Alors qu’elle n’est toujours pas inscrite à l’ordre du jour du Sénat, la proposition de loi du député Yvan Lachaud (Nouveau Centre), votée en première lecture par l’Assemblée nationale et visant à interdire l’utilisation des phtalates, des parabènes et des alkylphénols dans les biens de consommation, continue à susciter des remous en France et en Europe.

L’industrie cosmétique partagée

Si, au lendemain du vote, l’Union des industries chimiques (UIC) exprimait sa « plus totale incompréhension », et la filière des plastifiants, représentée par l’ECPI (Conseil européen des Plastifiants et Intermédiaires), pointait une proposition «  injustifiée scientifiquement et inapplicable en pratique » et soulevant «  plus de difficultés qu’elle n’apporte de solutions », les représentants de l’industrie des cosmétiques se sont montrés beaucoup plus prudents dans leurs réactions.

Ainsi, à ce jour, la Fédération des entreprises de la beauté (FÉBÉA) n’a publié aucune prise de position sur le sujet, se contentant de relayer, sur le site ParlonsCosmetiques.com, une interview de Marc Mortureux, Directeur Général de l’Anses [1] soulignant que «  les niveaux d’exposition à ces substances et les risques qu’elles peuvent représenter sont très contrastés. »

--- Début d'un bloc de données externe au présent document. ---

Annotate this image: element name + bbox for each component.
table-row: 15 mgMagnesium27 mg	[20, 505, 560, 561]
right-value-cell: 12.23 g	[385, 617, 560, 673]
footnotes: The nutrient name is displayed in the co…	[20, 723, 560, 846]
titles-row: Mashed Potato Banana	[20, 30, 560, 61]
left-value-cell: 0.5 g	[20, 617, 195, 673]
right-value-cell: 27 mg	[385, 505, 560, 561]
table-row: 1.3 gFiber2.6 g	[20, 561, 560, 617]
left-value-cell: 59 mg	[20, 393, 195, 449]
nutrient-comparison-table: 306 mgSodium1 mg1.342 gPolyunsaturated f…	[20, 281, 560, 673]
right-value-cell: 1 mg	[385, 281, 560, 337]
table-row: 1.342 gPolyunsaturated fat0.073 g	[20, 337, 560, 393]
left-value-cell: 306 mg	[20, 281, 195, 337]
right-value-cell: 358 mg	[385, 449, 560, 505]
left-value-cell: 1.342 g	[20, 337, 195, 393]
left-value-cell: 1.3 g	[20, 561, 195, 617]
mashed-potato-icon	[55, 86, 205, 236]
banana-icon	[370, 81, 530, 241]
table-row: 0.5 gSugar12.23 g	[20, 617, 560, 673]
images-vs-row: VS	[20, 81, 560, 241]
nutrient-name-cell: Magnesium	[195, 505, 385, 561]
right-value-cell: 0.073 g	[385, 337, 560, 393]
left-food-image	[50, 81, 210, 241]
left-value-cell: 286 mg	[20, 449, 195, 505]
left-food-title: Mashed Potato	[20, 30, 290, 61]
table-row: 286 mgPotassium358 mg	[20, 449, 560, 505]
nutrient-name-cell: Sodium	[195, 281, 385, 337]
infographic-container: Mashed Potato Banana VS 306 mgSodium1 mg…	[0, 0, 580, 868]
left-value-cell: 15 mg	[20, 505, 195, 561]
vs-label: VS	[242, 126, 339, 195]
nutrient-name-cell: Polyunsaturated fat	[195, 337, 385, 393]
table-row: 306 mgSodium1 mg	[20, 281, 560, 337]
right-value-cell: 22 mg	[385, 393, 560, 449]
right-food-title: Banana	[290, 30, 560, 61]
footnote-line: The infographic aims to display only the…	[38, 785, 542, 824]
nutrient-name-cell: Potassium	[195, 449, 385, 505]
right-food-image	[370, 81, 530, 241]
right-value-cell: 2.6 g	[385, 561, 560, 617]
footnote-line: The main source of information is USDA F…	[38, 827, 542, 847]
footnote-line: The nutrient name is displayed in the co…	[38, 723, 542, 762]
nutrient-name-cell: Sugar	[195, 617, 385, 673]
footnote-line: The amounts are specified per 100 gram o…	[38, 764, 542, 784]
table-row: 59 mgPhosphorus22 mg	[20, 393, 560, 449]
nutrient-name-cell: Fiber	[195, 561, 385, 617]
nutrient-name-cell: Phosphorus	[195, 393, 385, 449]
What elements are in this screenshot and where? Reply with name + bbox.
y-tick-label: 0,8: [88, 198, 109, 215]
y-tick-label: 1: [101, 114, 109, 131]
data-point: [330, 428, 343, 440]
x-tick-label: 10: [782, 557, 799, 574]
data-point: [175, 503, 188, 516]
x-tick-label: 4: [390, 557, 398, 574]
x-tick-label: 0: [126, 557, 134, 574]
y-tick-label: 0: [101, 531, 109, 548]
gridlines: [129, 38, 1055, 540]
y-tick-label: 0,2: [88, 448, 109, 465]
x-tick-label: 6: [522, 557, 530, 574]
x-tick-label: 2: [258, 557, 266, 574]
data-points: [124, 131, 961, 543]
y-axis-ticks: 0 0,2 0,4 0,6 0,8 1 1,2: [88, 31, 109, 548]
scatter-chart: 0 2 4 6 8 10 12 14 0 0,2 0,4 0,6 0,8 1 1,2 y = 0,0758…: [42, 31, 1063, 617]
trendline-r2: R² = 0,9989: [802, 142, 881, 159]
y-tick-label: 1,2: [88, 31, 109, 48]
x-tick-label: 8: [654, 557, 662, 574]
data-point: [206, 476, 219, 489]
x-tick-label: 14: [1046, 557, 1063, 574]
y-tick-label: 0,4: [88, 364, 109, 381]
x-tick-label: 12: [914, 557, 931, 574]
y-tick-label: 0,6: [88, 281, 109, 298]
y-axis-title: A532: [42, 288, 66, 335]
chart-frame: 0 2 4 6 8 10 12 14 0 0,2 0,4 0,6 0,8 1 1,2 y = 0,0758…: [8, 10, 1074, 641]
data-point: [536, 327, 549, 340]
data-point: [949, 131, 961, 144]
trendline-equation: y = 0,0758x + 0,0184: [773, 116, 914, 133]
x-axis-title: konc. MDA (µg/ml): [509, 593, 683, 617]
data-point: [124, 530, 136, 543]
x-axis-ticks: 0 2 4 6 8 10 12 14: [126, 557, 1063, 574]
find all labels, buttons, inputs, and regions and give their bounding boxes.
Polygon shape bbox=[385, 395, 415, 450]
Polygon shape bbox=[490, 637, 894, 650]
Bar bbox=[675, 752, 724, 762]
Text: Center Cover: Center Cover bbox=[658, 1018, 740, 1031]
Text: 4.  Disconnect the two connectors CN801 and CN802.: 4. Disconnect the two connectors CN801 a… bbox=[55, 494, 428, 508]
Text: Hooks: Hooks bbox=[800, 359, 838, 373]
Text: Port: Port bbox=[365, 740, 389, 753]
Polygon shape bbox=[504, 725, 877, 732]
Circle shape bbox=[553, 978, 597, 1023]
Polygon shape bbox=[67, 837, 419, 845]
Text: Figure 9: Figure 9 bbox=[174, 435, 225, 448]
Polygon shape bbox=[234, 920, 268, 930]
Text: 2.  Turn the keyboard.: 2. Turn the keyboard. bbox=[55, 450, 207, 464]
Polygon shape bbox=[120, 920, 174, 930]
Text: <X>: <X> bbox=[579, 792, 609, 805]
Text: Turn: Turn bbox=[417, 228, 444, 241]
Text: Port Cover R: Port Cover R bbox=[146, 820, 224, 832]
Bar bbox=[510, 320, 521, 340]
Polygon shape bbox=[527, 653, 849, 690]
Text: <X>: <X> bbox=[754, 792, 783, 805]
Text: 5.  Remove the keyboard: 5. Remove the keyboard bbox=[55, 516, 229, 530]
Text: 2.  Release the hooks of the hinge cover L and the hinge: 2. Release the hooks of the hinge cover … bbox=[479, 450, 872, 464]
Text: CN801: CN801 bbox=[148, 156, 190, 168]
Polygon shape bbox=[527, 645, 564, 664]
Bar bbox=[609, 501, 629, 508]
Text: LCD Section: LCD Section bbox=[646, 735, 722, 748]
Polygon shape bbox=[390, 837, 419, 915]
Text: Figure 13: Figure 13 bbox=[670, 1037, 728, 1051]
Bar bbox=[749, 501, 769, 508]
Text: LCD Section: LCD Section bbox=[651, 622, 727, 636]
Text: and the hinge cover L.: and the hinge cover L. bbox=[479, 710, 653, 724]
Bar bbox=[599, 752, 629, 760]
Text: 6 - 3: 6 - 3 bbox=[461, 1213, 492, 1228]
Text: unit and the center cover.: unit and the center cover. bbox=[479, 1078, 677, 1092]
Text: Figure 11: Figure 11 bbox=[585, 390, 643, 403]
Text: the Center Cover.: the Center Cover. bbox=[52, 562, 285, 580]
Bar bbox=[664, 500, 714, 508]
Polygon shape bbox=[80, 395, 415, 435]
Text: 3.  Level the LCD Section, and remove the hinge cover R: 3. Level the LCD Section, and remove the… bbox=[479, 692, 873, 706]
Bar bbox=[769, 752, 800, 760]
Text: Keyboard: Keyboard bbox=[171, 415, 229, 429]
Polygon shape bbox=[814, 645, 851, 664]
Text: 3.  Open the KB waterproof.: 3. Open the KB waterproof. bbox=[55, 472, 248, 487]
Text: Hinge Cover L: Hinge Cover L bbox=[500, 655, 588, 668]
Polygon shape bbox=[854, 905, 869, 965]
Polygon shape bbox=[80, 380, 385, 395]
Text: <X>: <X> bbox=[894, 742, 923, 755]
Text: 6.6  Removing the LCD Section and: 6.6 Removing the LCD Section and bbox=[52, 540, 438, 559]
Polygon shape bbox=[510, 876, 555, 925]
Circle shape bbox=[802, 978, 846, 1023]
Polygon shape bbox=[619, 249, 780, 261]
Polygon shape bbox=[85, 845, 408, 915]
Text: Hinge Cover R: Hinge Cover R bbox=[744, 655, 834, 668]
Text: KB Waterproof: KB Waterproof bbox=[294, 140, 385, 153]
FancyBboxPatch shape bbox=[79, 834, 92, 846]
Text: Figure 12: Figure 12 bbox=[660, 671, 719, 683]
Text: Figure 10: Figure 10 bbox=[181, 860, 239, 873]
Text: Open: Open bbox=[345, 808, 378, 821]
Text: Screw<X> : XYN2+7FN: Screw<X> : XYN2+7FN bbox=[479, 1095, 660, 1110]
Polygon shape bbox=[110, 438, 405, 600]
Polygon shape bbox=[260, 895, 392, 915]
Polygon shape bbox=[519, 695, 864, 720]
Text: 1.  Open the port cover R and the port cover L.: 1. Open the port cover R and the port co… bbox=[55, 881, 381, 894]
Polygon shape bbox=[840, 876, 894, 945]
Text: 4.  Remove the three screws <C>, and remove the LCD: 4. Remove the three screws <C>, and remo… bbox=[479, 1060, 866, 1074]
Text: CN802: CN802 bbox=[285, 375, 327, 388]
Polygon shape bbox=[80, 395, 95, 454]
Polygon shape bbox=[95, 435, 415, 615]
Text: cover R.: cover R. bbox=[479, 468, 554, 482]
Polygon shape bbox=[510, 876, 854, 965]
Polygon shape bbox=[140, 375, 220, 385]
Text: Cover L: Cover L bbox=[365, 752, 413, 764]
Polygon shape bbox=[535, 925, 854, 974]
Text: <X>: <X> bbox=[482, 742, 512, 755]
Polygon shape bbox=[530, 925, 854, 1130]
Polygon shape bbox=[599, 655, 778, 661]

Même discrétion du côté de l’association européenne des cosmétiques, le Colipa, qui n’a publié aucun communiqué sur le sujet. « Tous les ingrédients, y compris les parabènes, sont étudiés par des experts de haut niveau. Les limites d’usage recommandées par le SCCS (le Comité scientifique de sécurité des consommateurs, qui conseille la Commission européenne) dans sa dernière opinion sur la sécurité des parabènes dans les produits cosmétiques [2], reflète dans une grande mesure la pratique actuelle en matière de produits cosmétiques sur le marché de l’Union européenne, » nous a toutefois précisé Bertil Heerink, le Directeur général du Colipa.

L’organisation qui représente les industriels auprès des autorités européennes a toutefois alerté la Commission, via la Direction générale pour la Santé et les Consommateurs, sur l’incompatibilité de la proposition de loi Lachaud avec les règles européennes.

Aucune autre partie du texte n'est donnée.